After the source PE stops sending the multicast traffic stream over the default MDT and uses the new MDT instead, only the PE routers that join the new group receive the multicast traffic for that group.
When a remote PE router joins the new data MDT group, it sends a PIM join message for the new group directly to the source PE router from the remote PE routers by means of a PIM (S,G) join.
If a PE router that has not yet joined the new data MDT group receives a PIM join message for a new receiver for which (S,G) traffic is already flowing over the data MDT in the provider core, then that PE router can obtain the new group address from its cache and can join the data MDT immediately without waiting up to 59 seconds for the next data MDT advertisement.
When the PE router to which the source site is attached sends a subsequent MDT join TLV for the VRF instance over the default MDT, any existing cache entries for that VRF instance are simply refreshed with a timeout value of 180 seconds.

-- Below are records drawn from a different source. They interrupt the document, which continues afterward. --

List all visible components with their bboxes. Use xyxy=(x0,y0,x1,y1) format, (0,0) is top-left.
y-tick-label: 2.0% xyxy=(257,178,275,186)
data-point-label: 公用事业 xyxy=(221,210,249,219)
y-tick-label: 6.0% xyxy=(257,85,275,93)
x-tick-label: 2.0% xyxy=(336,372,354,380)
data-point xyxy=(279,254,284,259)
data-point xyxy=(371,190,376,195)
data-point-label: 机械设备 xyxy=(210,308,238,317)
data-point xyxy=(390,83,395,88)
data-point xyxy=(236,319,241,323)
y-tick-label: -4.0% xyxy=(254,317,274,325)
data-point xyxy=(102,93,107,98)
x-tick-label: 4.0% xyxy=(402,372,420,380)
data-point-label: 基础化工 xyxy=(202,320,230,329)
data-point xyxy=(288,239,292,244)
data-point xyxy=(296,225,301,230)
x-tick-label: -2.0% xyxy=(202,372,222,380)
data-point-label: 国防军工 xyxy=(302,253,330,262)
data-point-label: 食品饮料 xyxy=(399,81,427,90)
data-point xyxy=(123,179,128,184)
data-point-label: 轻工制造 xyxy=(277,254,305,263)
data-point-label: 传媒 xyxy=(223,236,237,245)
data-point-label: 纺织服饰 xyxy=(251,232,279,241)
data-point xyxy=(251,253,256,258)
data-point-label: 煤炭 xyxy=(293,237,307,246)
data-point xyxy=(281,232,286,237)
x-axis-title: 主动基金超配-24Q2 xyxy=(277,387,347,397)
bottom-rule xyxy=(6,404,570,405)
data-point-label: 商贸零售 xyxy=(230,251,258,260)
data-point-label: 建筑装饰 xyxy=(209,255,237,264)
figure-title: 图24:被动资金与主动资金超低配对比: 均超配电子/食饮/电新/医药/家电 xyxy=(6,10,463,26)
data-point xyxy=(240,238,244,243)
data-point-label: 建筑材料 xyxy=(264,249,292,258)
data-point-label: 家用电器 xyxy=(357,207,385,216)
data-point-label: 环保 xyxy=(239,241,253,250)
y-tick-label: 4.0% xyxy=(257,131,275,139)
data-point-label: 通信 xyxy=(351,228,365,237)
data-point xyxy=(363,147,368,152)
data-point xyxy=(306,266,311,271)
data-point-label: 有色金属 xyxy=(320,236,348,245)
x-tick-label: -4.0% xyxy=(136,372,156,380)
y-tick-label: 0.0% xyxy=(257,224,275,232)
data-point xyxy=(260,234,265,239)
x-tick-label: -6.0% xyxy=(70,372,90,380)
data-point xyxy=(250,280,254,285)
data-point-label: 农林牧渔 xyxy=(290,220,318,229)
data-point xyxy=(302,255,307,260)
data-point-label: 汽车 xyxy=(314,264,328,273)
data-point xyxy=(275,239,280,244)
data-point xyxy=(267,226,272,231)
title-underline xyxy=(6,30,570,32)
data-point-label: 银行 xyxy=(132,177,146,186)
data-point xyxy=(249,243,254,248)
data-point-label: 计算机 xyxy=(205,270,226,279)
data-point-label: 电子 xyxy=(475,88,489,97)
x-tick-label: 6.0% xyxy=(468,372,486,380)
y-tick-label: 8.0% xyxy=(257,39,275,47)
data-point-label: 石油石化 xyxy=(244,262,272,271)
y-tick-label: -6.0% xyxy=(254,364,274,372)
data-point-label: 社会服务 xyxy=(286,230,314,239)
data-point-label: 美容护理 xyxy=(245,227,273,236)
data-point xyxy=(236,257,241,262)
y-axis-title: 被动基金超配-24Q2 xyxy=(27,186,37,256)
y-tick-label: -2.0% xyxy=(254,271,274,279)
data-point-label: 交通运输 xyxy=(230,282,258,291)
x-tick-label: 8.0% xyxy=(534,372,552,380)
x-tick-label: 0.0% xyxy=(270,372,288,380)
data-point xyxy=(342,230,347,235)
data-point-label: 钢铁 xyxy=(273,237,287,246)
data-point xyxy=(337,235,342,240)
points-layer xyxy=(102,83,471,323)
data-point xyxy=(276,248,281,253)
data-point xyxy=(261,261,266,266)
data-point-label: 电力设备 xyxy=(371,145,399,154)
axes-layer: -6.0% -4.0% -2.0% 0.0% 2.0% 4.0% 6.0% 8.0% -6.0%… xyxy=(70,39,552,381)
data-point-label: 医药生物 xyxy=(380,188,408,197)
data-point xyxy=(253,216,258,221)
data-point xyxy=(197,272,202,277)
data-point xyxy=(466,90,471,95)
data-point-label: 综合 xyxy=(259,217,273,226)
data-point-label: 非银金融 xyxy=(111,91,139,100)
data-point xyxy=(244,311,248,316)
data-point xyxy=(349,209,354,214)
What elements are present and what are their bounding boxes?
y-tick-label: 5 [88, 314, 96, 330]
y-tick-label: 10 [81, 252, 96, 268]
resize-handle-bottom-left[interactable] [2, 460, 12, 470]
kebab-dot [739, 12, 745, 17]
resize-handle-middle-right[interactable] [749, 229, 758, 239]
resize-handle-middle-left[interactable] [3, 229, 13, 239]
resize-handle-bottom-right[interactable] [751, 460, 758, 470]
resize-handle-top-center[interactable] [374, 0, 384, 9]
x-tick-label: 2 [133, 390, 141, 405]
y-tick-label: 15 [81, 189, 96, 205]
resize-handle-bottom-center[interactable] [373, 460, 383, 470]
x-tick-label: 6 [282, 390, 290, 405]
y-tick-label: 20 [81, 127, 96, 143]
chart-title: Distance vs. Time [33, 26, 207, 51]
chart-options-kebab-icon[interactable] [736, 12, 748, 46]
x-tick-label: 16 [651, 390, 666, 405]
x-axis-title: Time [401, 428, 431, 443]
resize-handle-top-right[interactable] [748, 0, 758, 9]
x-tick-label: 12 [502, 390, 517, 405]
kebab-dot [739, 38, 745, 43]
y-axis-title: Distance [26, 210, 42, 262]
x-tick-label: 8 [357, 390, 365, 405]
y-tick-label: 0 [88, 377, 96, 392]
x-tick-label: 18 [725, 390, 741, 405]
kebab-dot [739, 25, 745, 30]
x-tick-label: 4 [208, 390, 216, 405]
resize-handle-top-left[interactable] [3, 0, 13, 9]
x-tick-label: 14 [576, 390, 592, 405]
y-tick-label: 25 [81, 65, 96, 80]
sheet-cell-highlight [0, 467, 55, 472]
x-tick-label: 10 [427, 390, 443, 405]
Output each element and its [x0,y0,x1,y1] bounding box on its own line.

To display the information cached from MDT join TLV packets received by all PE routers in a PIM-enabled VRF instance, use the show pim mdt data-mdt-joins operational mode command.

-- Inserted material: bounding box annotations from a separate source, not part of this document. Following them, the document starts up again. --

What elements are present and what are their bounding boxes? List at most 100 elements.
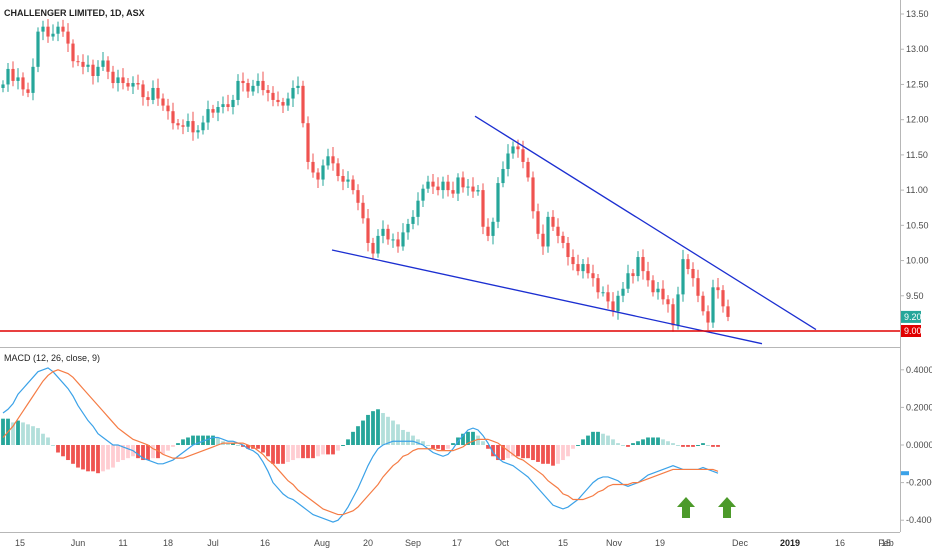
macd-histogram-bar xyxy=(461,433,465,445)
macd-histogram-bar xyxy=(116,445,120,462)
macd-histogram-bar xyxy=(626,445,630,447)
candle-body xyxy=(61,26,65,32)
candle-body xyxy=(1,84,5,88)
candle-body xyxy=(601,292,605,294)
candle-body xyxy=(586,264,590,274)
candle-body xyxy=(571,257,575,265)
annotation-arrows xyxy=(677,497,736,518)
wedge-lower-line xyxy=(331,249,763,345)
time-tick-label: Aug xyxy=(314,538,330,548)
macd-histogram-bar xyxy=(371,411,375,445)
macd-tick-label: -0.4000 xyxy=(906,515,932,525)
candle-body xyxy=(231,99,235,107)
macd-histogram-bar xyxy=(341,445,345,446)
candle-body xyxy=(706,311,710,323)
candle-body xyxy=(141,84,145,98)
candle-body xyxy=(166,105,170,112)
macd-histogram-bar xyxy=(416,439,420,445)
candle-body xyxy=(546,216,550,247)
macd-histogram-bar xyxy=(536,445,540,462)
time-tick-label: 20 xyxy=(363,538,373,548)
macd-histogram-bar xyxy=(716,445,720,447)
candle-body xyxy=(471,186,475,192)
candle-body xyxy=(126,83,130,87)
time-tick-label: 16 xyxy=(835,538,845,548)
macd-histogram-bar xyxy=(41,433,45,445)
price-tick-label: 13.50 xyxy=(906,9,929,19)
candle-body xyxy=(171,111,175,124)
price-chart-title: CHALLENGER LIMITED, 1D, ASX xyxy=(4,8,145,18)
candle-body xyxy=(356,190,360,203)
macd-histogram-bar xyxy=(141,445,145,461)
macd-tick-label: 0.0000 xyxy=(906,440,932,450)
candle-body xyxy=(266,90,270,93)
time-tick-label: Feb xyxy=(878,538,894,548)
candle-body xyxy=(206,109,210,123)
candle-body xyxy=(606,292,610,302)
macd-histogram-bar xyxy=(526,445,530,459)
support-price-badge xyxy=(901,325,921,337)
macd-histogram-bar xyxy=(106,445,110,470)
macd-histogram-bar xyxy=(506,445,510,459)
candle-body xyxy=(431,181,435,187)
macd-histogram-bar xyxy=(96,445,100,474)
macd-histogram-bar xyxy=(551,445,555,466)
candle-body xyxy=(136,83,140,85)
macd-histogram-bar xyxy=(291,445,295,461)
candle-body xyxy=(281,102,285,106)
last-price-label: 9.20 xyxy=(904,312,922,322)
macd-histogram-bar xyxy=(491,445,495,457)
candle-body xyxy=(46,26,50,37)
macd-tick-label: -0.2000 xyxy=(906,478,932,488)
candle-body xyxy=(56,26,60,34)
candle-body xyxy=(436,186,440,191)
time-tick-label: Dec xyxy=(732,538,749,548)
macd-histogram-bar xyxy=(621,445,625,446)
candle-body xyxy=(501,168,505,184)
macd-histogram-bar xyxy=(531,445,535,461)
candle-body xyxy=(211,109,215,113)
macd-histogram-bar xyxy=(681,445,685,447)
candle-body xyxy=(116,77,120,84)
macd-histogram-bar xyxy=(226,443,230,445)
time-tick-label: Oct xyxy=(495,538,510,548)
candle-body xyxy=(146,97,150,100)
macd-histogram-bar xyxy=(696,445,700,446)
candle-body xyxy=(581,264,585,272)
macd-histogram-bar xyxy=(666,441,670,445)
price-tick-label: 9.50 xyxy=(906,291,924,301)
support-price-label: 9.00 xyxy=(904,326,922,336)
candle-body xyxy=(426,181,430,189)
macd-histogram-bar xyxy=(331,445,335,455)
candle-body xyxy=(196,130,200,133)
macd-histogram-bar xyxy=(276,445,280,464)
macd-histogram-bar xyxy=(351,431,355,445)
time-tick-label: 17 xyxy=(452,538,462,548)
macd-histogram-bar xyxy=(571,445,575,449)
candle-body xyxy=(316,172,320,180)
candle-body xyxy=(156,87,160,99)
macd-histogram-bar xyxy=(171,445,175,447)
macd-histogram-bar xyxy=(586,435,590,445)
macd-histogram-bar xyxy=(271,445,275,464)
candle-body xyxy=(121,77,125,84)
candle-body xyxy=(531,177,535,212)
candle-body xyxy=(111,71,115,84)
price-tick-label: 10.00 xyxy=(906,256,929,266)
macd-histogram-bar xyxy=(46,437,50,445)
macd-histogram-bar xyxy=(11,422,15,445)
candle-body xyxy=(11,68,15,81)
macd-histogram-bar xyxy=(406,431,410,445)
macd-axis: 0.4000 0.2000 0.0000 -0.2000 -0.4000 xyxy=(900,365,932,525)
macd-histogram-bar xyxy=(661,439,665,445)
candle-body xyxy=(676,294,680,326)
time-axis: 15 Jun 11 18 Jul 16 Aug 20 Sep 17 Oct 15 Nov 19 Dec 201… xyxy=(15,538,894,548)
candle-body xyxy=(236,80,240,100)
candle-body xyxy=(641,257,645,272)
macd-histogram-bar xyxy=(576,445,580,446)
macd-pane: MACD (12, 26, close, 9) xyxy=(1,353,720,523)
time-tick-label: 16 xyxy=(260,538,270,548)
macd-histogram-bar xyxy=(381,413,385,445)
candle-body xyxy=(276,99,280,103)
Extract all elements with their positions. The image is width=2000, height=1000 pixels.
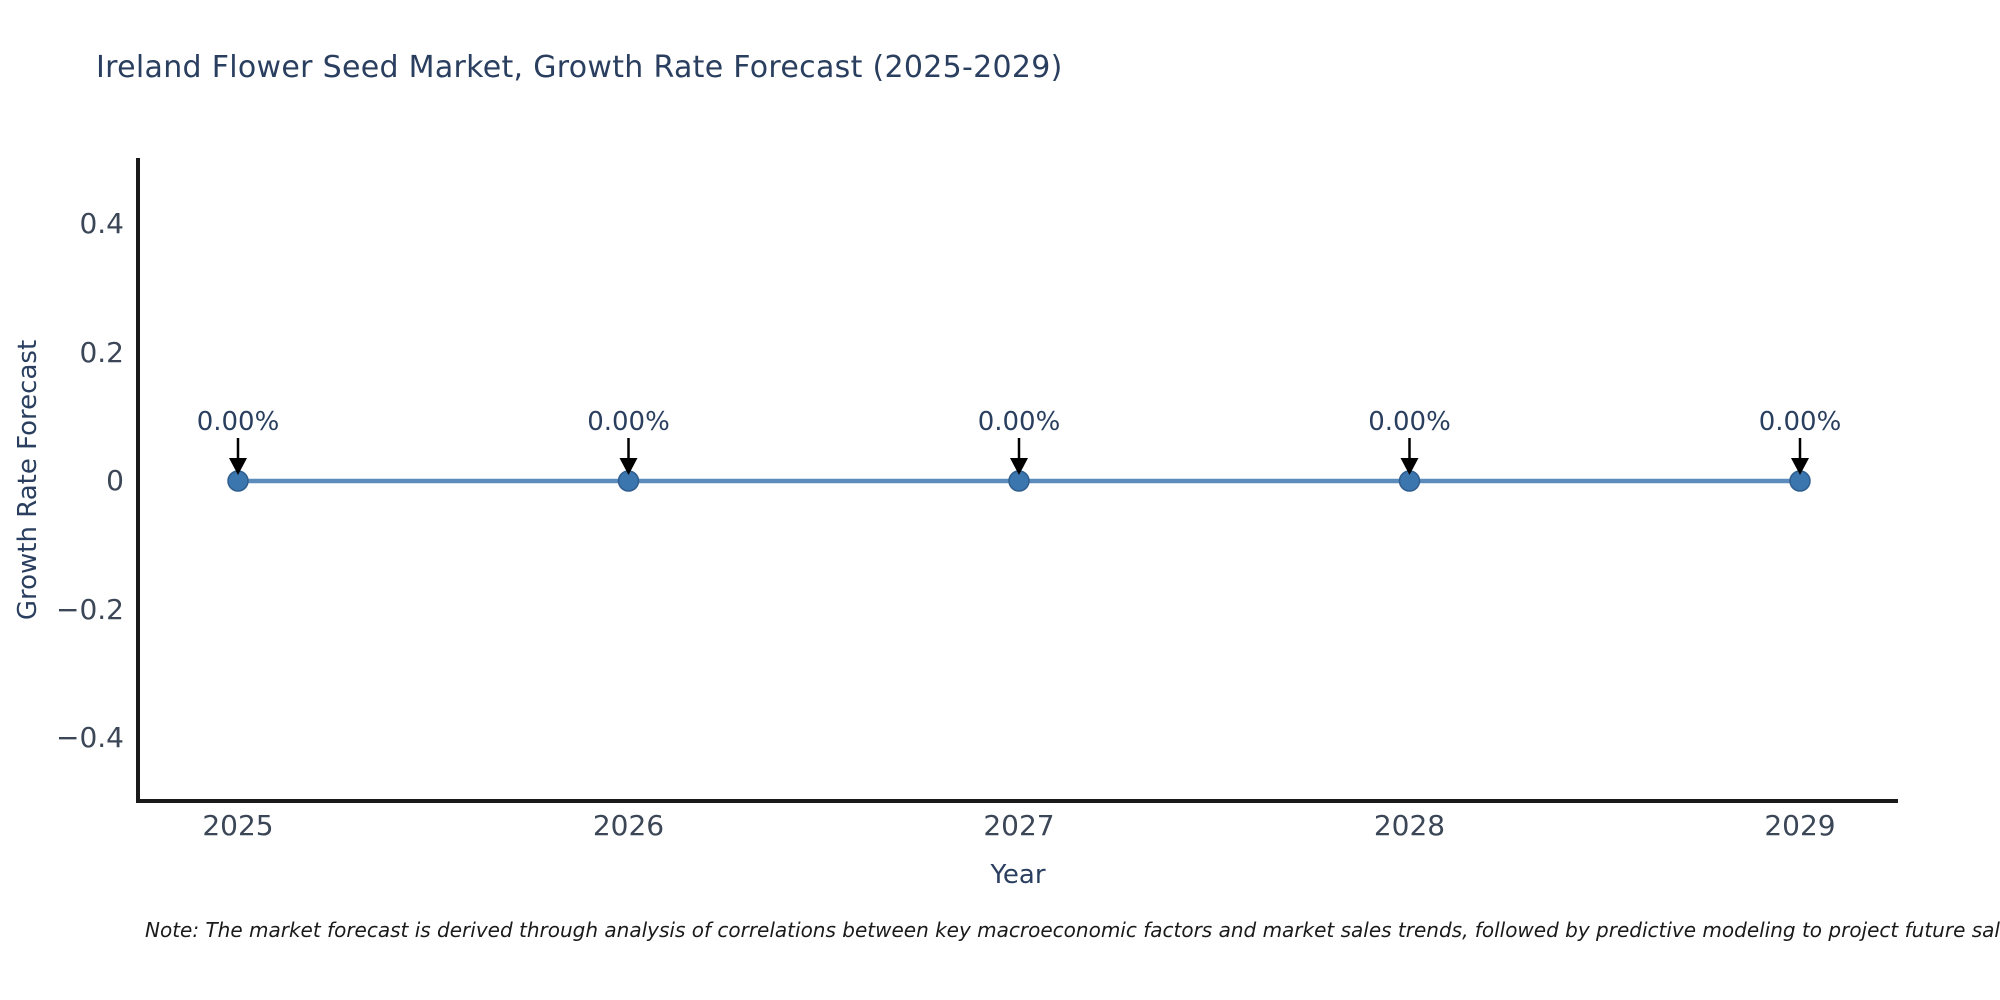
chart-title: Ireland Flower Seed Market, Growth Rate …: [96, 50, 1063, 85]
x-tick-label: 2025: [202, 809, 274, 842]
annotation-arrowhead: [619, 458, 638, 475]
annotation-arrowhead: [1010, 458, 1028, 475]
x-tick-label: 2029: [1764, 809, 1836, 842]
point-annotation-label: 0.00%: [1368, 407, 1451, 437]
x-axis-title: Year: [990, 860, 1046, 890]
point-annotation-label: 0.00%: [196, 407, 280, 437]
point-annotation-label: 0.00%: [977, 407, 1061, 437]
annotation-arrowhead: [229, 458, 247, 475]
footnote: Note: The market forecast is derived thr…: [145, 918, 2000, 942]
y-tick-label: −0.2: [56, 592, 124, 626]
annotation-arrowhead: [1791, 458, 1809, 475]
y-tick-label: −0.4: [56, 721, 124, 754]
x-tick-label: 2026: [592, 809, 665, 842]
annotation-arrowhead: [1400, 458, 1419, 475]
point-annotation-label: 0.00%: [587, 407, 670, 437]
point-annotation-label: 0.00%: [1758, 407, 1842, 437]
annotation-arrows: [229, 438, 1809, 475]
y-tick-label: 0.2: [79, 335, 124, 369]
x-tick-label: 2028: [1373, 809, 1446, 842]
x-tick-label: 2027: [983, 809, 1055, 842]
y-tick-label: 0: [106, 464, 124, 497]
series-layer: [227, 470, 1811, 492]
y-tick-label: 0.4: [79, 207, 124, 240]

The source PE router starts encapsulating the multicast traffic for the VRF instance using the new data MDT group after 3 seconds, allowing time for the remote PE routers to join the new group. The source PE router then halts the flow of multicast packets over the default MDT, and the packet flow for the VRF instance source shifts to the newly created data MDT.
The PE router monitors the traffic rate during its periodic statistics-collection cycles. If the traffic rate drops below the threshold or the source stops sending multicast traffic, the PE router to which the source site is attached stops announcing the MDT join TLVs and switches back to sending on the default MDT for that VRF instance.